Statements of law should be made applicable to the issues in the case so as to result in an intelligent verdict.

Here, notwithstanding that there was no exception taken to the court’s charge, to permit the verdict to stand in light of the clear recitation by all six jurors that it was not their verdict, that they were confused and that they agreed unanimously upon the percentage of fault of all parties, would be an obvious miscarriage of justice and would violate the jurors’ oath.

“It is well established that jurors may not impeach their own verdict * * * This principle, however, is subject to two well-known exceptions. First, where an error is made in reporting the verdict, the Trial Judge may, upon the unanimous affidavits or statements of the jurors, correct the judgment to conform to *463the actual verdict * * * Second, where the record demonstrates substantial confusion among the jurors in reaching a verdict, the court must direct a new trial to prevent a miscarriage of justice to the litigants” (Bedell v Hornick, 245 AD2d 538; see, Cortes v Edoo, 228 AD2d 463, 466). Although it did not become evident that the jurors were confused until after they were discharged, nevertheless, precedent from our court demonstrates that the instant verdict may be set aside under such circumstances.

In Pache v Boehm (60 AD2d 867), also a negligence case, the jury indicated, post-discharge, to one of the attorneys that it had intended to apportion fault between drivers.
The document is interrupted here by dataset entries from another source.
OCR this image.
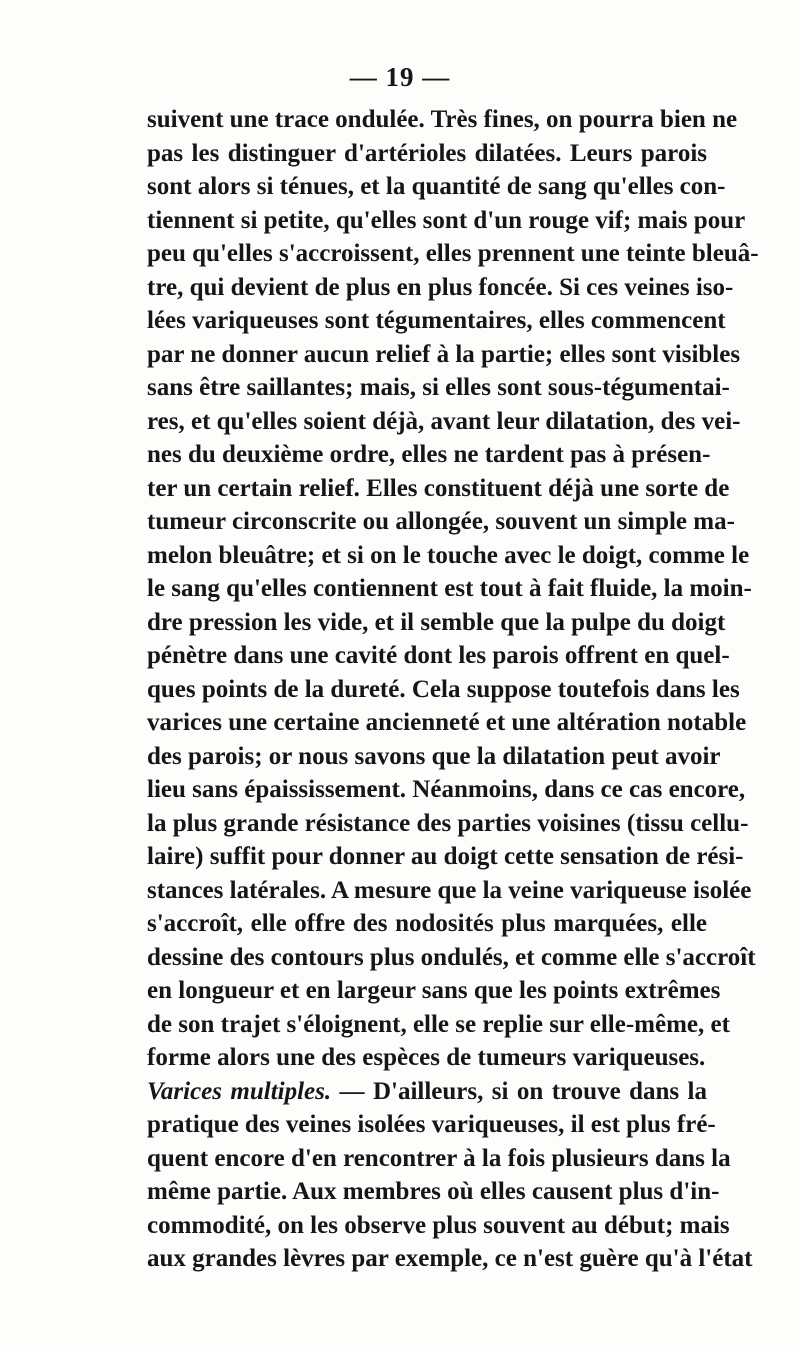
— 19 —
suivent une trace ondulée. Très fines, on pourra bien ne
pas les distinguer d'artérioles dilatées. Leurs parois
sont alors si ténues, et la quantité de sang qu'elles con-
tiennent si petite, qu'elles sont d'un rouge vif; mais pour
peu qu'elles s'accroissent, elles prennent une teinte bleuâ-
tre, qui devient de plus en plus foncée. Si ces veines iso-
lées variqueuses sont tégumentaires, elles commencent
par ne donner aucun relief à la partie; elles sont visibles
sans être saillantes; mais, si elles sont sous-tégumentai-
res, et qu'elles soient déjà, avant leur dilatation, des vei-
nes du deuxième ordre, elles ne tardent pas à présen-
ter un certain relief. Elles constituent déjà une sorte de
tumeur circonscrite ou allongée, souvent un simple ma-
melon bleuâtre; et si on le touche avec le doigt, comme le
le sang qu'elles contiennent est tout à fait fluide, la moin-
dre pression les vide, et il semble que la pulpe du doigt
pénètre dans une cavité dont les parois offrent en quel-
ques points de la dureté. Cela suppose toutefois dans les
varices une certaine ancienneté et une altération notable
des parois; or nous savons que la dilatation peut avoir
lieu sans épaississement. Néanmoins, dans ce cas encore,
la plus grande résistance des parties voisines (tissu cellu-
laire) suffit pour donner au doigt cette sensation de rési-
stances latérales. A mesure que la veine variqueuse isolée
s'accroît, elle offre des nodosités plus marquées, elle
dessine des contours plus ondulés, et comme elle s'accroît
en longueur et en largeur sans que les points extrêmes
de son trajet s'éloignent, elle se replie sur elle-même, et
forme alors une des espèces de tumeurs variqueuses.
Varices multiples. — D'ailleurs, si on trouve dans la
pratique des veines isolées variqueuses, il est plus fré-
quent encore d'en rencontrer à la fois plusieurs dans la
même partie. Aux membres où elles causent plus d'in-
commodité, on les observe plus souvent au début; mais
aux grandes lèvres par exemple, ce n'est guère qu'à l'état
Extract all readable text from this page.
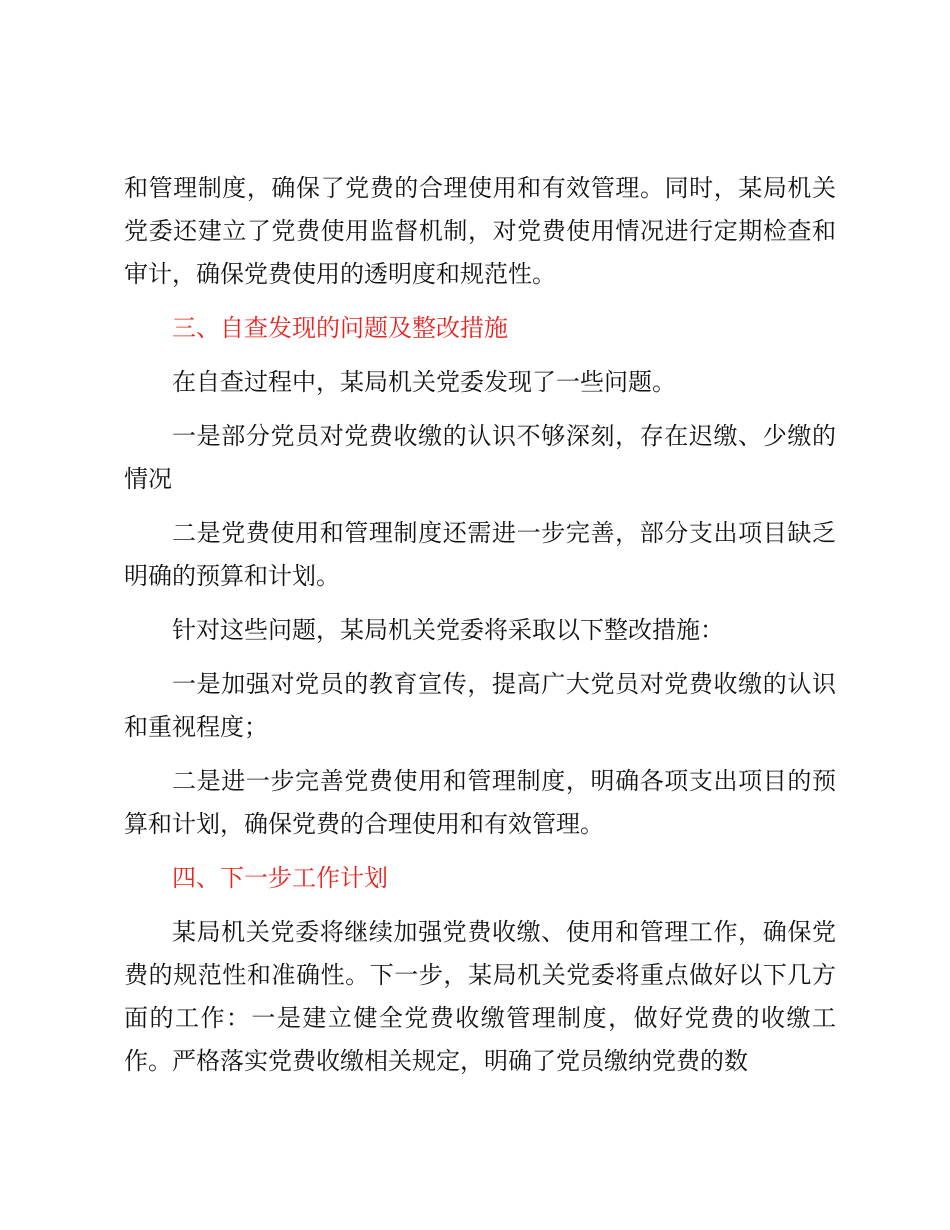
和管理制度，确保了党费的合理使用和有效管理。同时，某局机关党委还建立了党费使用监督机制，对党费使用情况进行定期检查和审计，确保党费使用的透明度和规范性。

三、自查发现的问题及整改措施

在自查过程中，某局机关党委发现了一些问题。

一是部分党员对党费收缴的认识不够深刻，存在迟缴、少缴的情况

二是党费使用和管理制度还需进一步完善，部分支出项目缺乏明确的预算和计划。

针对这些问题，某局机关党委将采取以下整改措施：

一是加强对党员的教育宣传，提高广大党员对党费收缴的认识和重视程度；

二是进一步完善党费使用和管理制度，明确各项支出项目的预算和计划，确保党费的合理使用和有效管理。

四、下一步工作计划

某局机关党委将继续加强党费收缴、使用和管理工作，确保党费的规范性和准确性。下一步，某局机关党委将重点做好以下几方面的工作：一是建立健全党费收缴管理制度，做好党费的收缴工作。严格落实党费收缴相关规定，明确了党员缴纳党费的数
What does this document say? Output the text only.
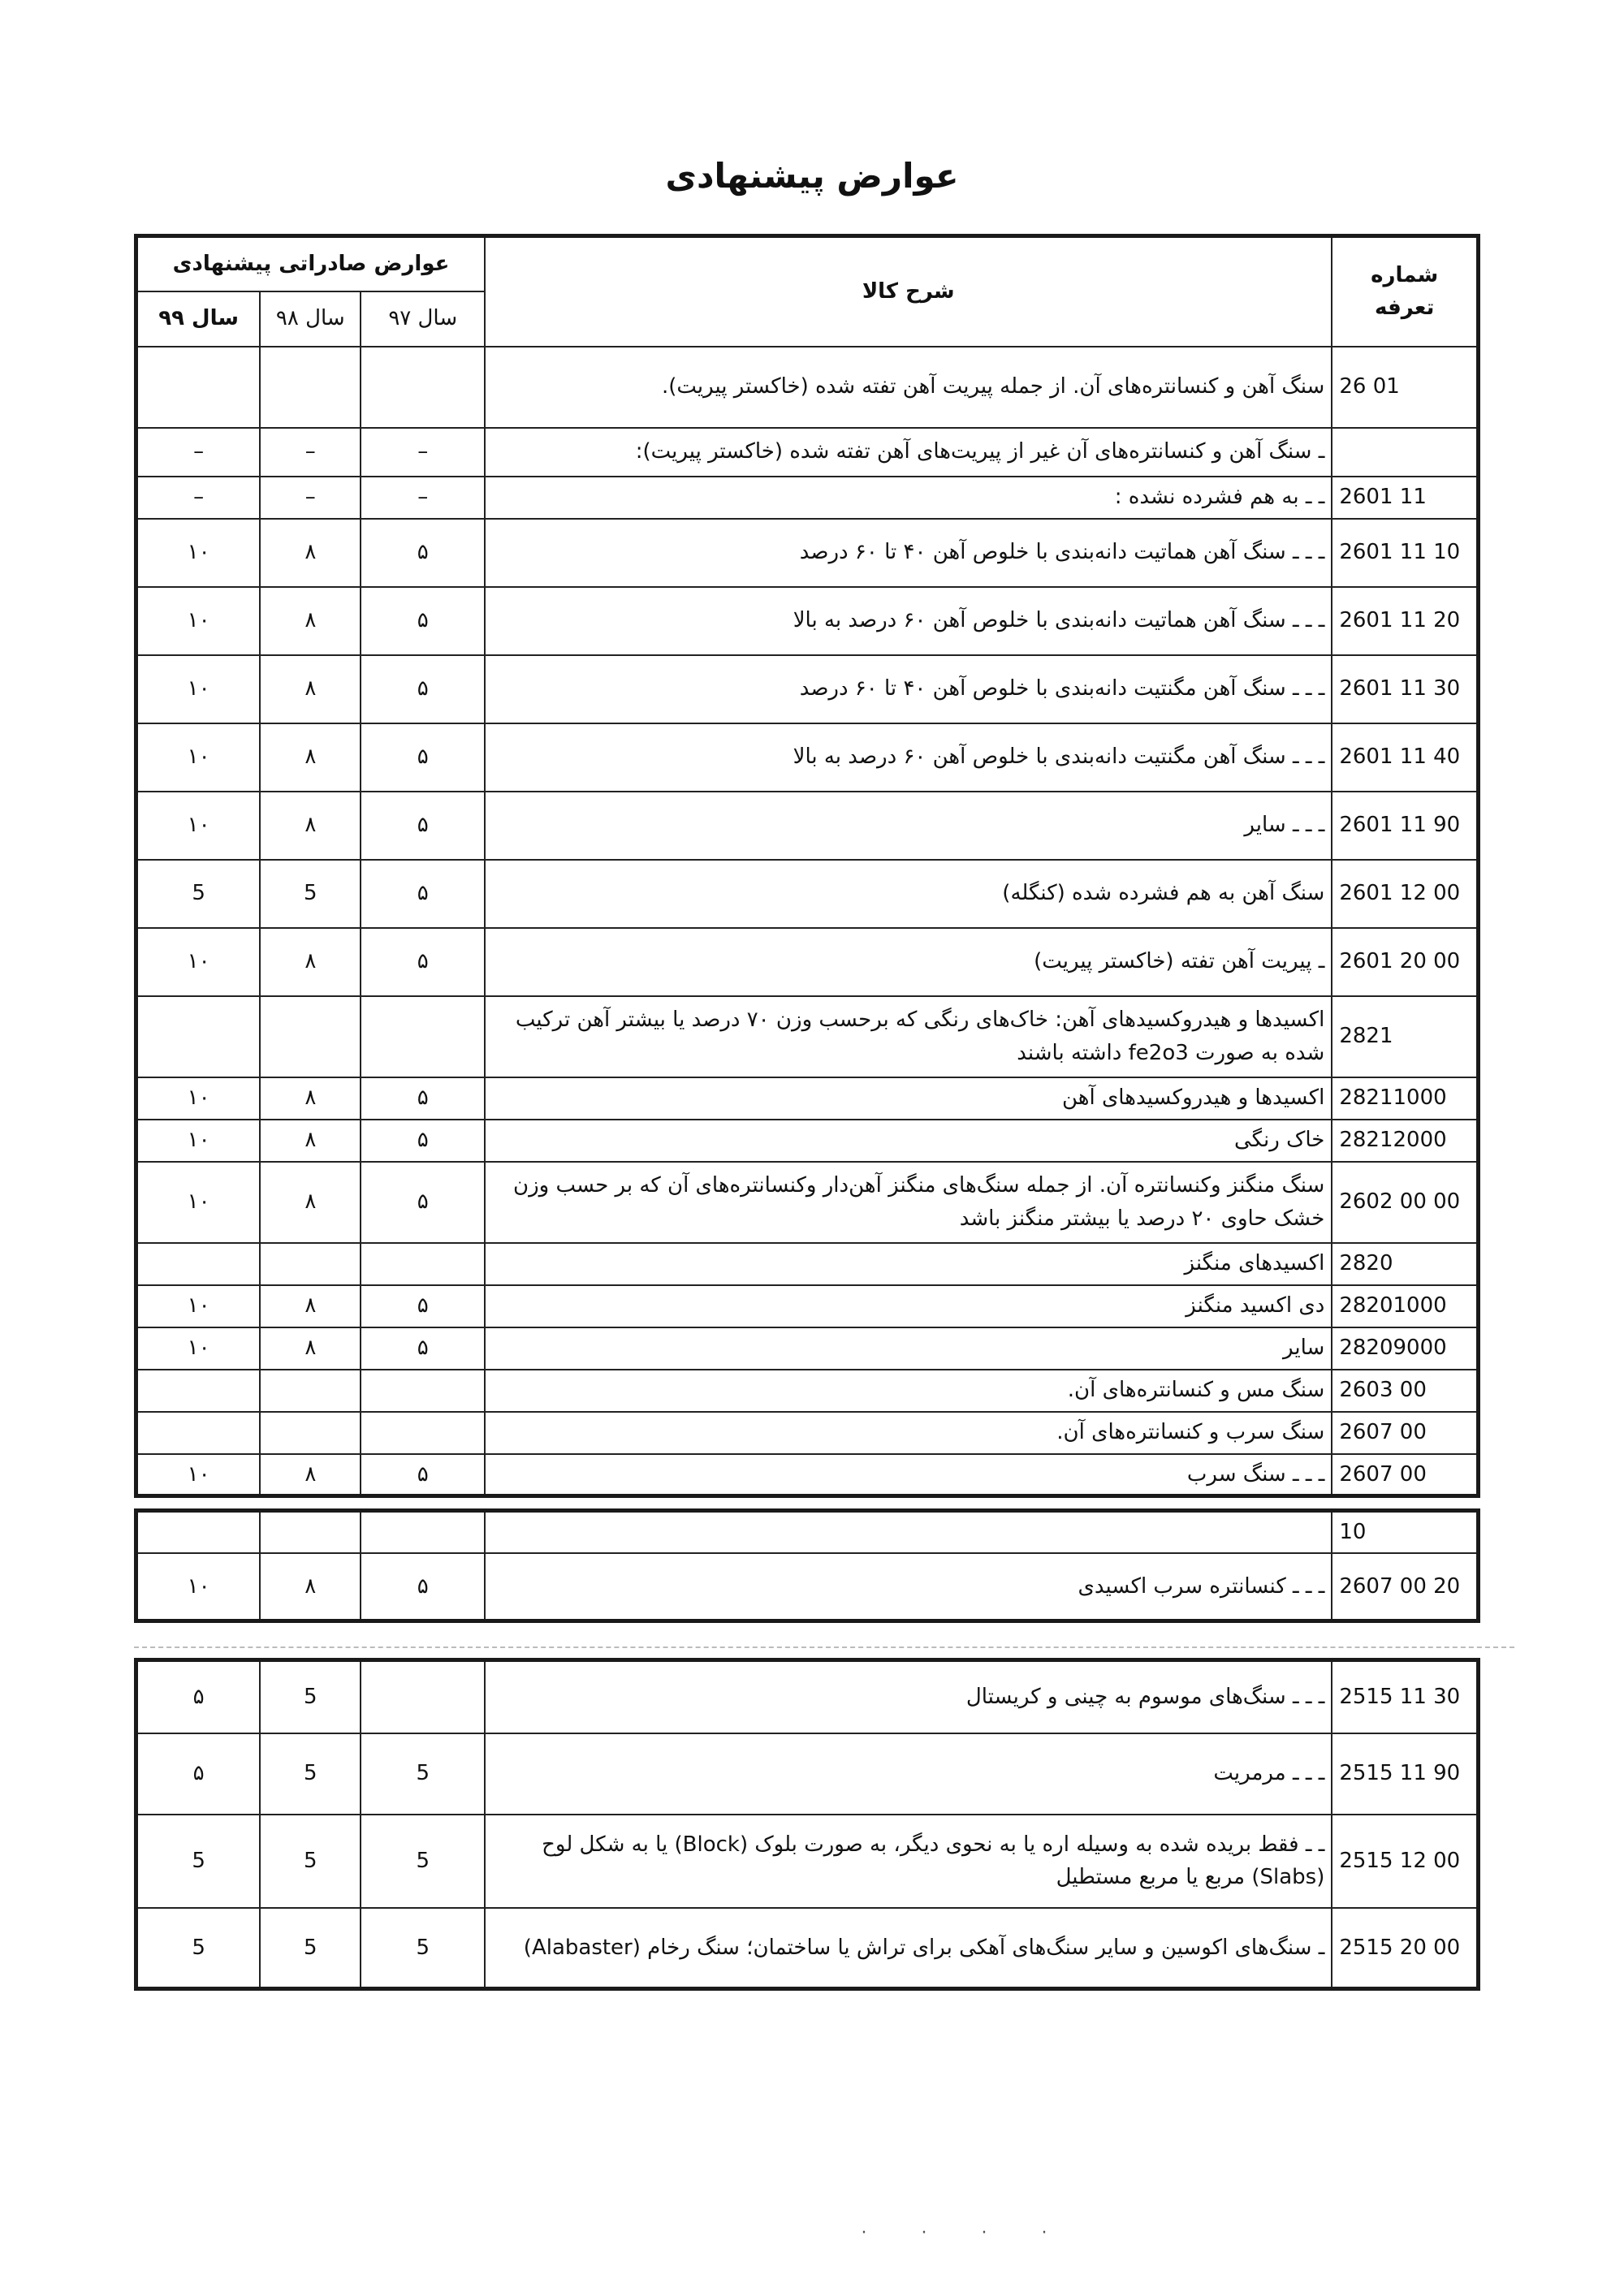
عوارض پیشنهادی
شماره تعرفه	شرح کالا	عوارض صادراتی پیشنهادی		
		سال ۹۷	سال ۹۸	سال ۹۹
26 01	سنگ آهن و کنسانتره‌های آن. از جمله پیریت آهن تفته شده (خاکستر پیریت).			
	ـ سنگ آهن و کنسانتره‌های آن غیر از پیریت‌های آهن تفته شده (خاکستر پیریت):	–	–	–
2601 11	ـ ـ به هم فشرده نشده :	–	–	–
2601 11 10	ـ ـ ـ سنگ آهن هماتیت دانه‌بندی با خلوص آهن ۴۰ تا ۶۰ درصد	۵	۸	۱۰
2601 11 20	ـ ـ ـ سنگ آهن هماتیت دانه‌بندی با خلوص آهن ۶۰ درصد به بالا	۵	۸	۱۰
2601 11 30	ـ ـ ـ سنگ آهن مگنتیت دانه‌بندی با خلوص آهن ۴۰ تا ۶۰ درصد	۵	۸	۱۰
2601 11 40	ـ ـ ـ سنگ آهن مگنتیت دانه‌بندی با خلوص آهن ۶۰ درصد به بالا	۵	۸	۱۰
2601 11 90	ـ ـ ـ سایر	۵	۸	۱۰
2601 12 00	سنگ آهن به هم فشرده شده (کنگله)	۵	5	5
2601 20 00	ـ پیریت آهن تفته (خاکستر پیریت)	۵	۸	۱۰
2821	اکسیدها و هیدروکسیدهای آهن: خاک‌های رنگی که برحسب وزن ۷۰ درصد یا بیشتر آهن ترکیب شده به صورت fe2o3 داشته باشند			
28211000	اکسیدها و هیدروکسیدهای آهن	۵	۸	۱۰
28212000	خاک رنگی	۵	۸	۱۰
2602 00 00	سنگ منگنز وکنسانتره آن. از جمله سنگ‌های منگنز آهن‌دار وکنسانتره‌های آن که بر حسب وزن خشک حاوی ۲۰ درصد یا بیشتر منگنز باشد	۵	۸	۱۰
2820	اکسیدهای منگنز			
28201000	دی اکسید منگنز	۵	۸	۱۰
28209000	سایر	۵	۸	۱۰
2603 00	سنگ مس و کنسانتره‌های آن.			
2607 00	سنگ سرب و کنسانتره‌های آن.			
2607 00	ـ ـ ـ سنگ سرب	۵	۸	۱۰
10				
2607 00 20	ـ ـ ـ کنسانتره سرب اکسیدی	۵	۸	۱۰
2515 11 30	ـ ـ ـ سنگ‌های موسوم به چینی و کریستال		5	۵
2515 11 90	ـ ـ ـ مرمریت	5	5	۵
2515 12 00	ـ ـ فقط بریده شده به وسیله اره یا به نحوی دیگر، به صورت بلوک (Block) یا به شکل لوح (Slabs) مربع یا مربع مستطیل	5	5	5
2515 20 00	ـ سنگ‌های اکوسین و سایر سنگ‌های آهکی برای تراش یا ساختمان؛ سنگ رخام (Alabaster)	5	5	5
· · · ·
The next day the court recalled the members of the jury and questioned them as to whether they intended to apportion fault between the drivers. Upon finding that they did, the trial court directed entry of a verdict consistent with their findings of apportionment of fault. In ordering a new trial, this Court stated: “Where errors are made in reporting a verdict, the Trial Judge may, in his discretion and upon the unanimous affidavits or statements of the jurors, correct the judgment in accordance with the actual verdicts. However, this exception to the rule prohibiting impeachment of jury verdicts was not intended to encompass jury error in reaching a proper verdict. Where the record demonstrates substantial confusion in reaching a verdict the court may only direct a new trial to prevent a miscarriage of justice to individual litigants” (Pache v Boehm, supra, at 868).

In Pache, the verdict involved a non-negligent plaintiff passenger and two negligent drivers. Here, the verdict found a defendant to be negligent in the process of hoisting insulation on a roof, yet, inexplicably further found that such negligence was not a “substantial factor” in causing the accident. The result is explained, however, in that all the jurors were confused by the meaning of the term “substantial factor” and, indeed, indicated their confusion to the court, albeit after their discharge. Under such circumstances, to prevent a true miscarriage of justice, the verdict should be set aside inasmuch as it does not truly reflect the determination reached by the jury. A new trial is warranted — our jury system demands nothing less.